While my own children (ages 4 and 2) aren’t yet old enough to understand the solemn significance of this day – what it means personally for our family or what it means for them as American-born citizens – that doesn’t mean they are too young not to be made aware.

This year, as we always do, we will participate in the typical Fourth of July rituals in our community. We will slather on sunscreen and make the bounce house rounds at I Love America Day. There will be swimming, and sparkler holding, and embarrassingly large amounts of pork consumption (blame it on the sauce from Moe’s). And I will once again try to make a “Flag Cake” a la magazine perfection, that in reality becomes a soggy mishmash of icing-tinged berries.

But on July 5th, and in the days that follow, long after Lee Greenwood leaves the airwaves and the fireworks trailers disappear from the roadside, wouldn’t it be wonderful if families did more? Making care packages for soldiers, even for the families they have left behind. Running a lemonade stand and donating monies to Soldiers’ Angels of Alabama. Helping hang an American flag at home or outside, and learning the proper etiquette for caring for the single most powerful symbol of our nation’s freedom.
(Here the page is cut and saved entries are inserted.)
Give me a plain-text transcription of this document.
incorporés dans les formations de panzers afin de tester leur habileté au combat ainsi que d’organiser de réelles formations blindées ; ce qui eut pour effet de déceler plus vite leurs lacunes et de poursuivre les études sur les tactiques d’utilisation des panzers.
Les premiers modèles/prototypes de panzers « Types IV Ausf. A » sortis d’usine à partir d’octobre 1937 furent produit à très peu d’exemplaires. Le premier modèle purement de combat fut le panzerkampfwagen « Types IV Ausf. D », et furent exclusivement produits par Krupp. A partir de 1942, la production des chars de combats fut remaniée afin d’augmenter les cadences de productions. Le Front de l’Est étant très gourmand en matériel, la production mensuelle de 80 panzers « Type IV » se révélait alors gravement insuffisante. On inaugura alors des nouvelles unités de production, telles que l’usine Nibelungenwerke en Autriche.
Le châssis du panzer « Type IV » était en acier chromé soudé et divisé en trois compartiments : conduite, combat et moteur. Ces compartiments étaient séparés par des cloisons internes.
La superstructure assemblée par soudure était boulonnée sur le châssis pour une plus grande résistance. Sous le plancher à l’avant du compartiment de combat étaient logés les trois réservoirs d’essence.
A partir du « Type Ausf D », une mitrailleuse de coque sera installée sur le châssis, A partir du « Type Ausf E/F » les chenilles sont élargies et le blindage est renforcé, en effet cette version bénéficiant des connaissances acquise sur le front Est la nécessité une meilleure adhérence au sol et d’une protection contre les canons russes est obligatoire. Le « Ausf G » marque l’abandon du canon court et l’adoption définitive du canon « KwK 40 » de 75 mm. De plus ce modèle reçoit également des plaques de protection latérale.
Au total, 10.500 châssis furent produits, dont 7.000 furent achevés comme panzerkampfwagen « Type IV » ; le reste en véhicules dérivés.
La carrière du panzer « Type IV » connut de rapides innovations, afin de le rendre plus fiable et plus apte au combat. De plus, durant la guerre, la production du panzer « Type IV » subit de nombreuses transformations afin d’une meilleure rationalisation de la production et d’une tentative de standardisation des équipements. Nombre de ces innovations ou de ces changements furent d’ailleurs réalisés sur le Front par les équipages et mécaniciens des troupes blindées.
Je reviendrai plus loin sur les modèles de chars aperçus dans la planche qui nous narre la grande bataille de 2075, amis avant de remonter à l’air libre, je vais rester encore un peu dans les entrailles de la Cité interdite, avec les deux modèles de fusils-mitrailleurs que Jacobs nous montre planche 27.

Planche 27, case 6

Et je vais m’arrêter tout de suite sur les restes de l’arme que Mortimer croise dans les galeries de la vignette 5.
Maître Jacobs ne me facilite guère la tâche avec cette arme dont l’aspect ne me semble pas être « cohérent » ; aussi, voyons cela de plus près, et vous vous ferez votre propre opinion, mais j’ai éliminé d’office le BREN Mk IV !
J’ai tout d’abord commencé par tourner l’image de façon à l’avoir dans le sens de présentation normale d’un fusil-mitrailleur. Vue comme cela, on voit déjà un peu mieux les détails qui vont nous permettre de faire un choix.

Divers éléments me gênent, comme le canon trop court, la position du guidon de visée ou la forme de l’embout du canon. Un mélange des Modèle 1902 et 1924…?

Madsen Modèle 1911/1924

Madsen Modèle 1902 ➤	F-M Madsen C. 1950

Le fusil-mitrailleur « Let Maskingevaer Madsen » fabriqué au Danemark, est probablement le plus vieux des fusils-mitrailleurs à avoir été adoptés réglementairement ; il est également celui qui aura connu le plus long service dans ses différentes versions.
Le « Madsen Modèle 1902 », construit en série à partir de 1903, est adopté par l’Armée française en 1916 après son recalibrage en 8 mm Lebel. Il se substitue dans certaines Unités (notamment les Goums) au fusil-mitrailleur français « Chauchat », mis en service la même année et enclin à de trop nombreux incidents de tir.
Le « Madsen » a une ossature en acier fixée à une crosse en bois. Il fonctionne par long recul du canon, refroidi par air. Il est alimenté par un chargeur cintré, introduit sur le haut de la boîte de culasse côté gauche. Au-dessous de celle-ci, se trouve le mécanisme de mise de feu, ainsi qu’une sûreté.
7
At a minimum, walking up to a person in uniform and saying “Thank you for your service.” These are simple acts we can easily do with our children, our grandchildren, or on our own, pretty much anytime.

This year, let’s celebrate Independence Day as a time to relax with family and friends, but also to remind us to live daily in service and gratitude for those who are far away from us, keeping us safe.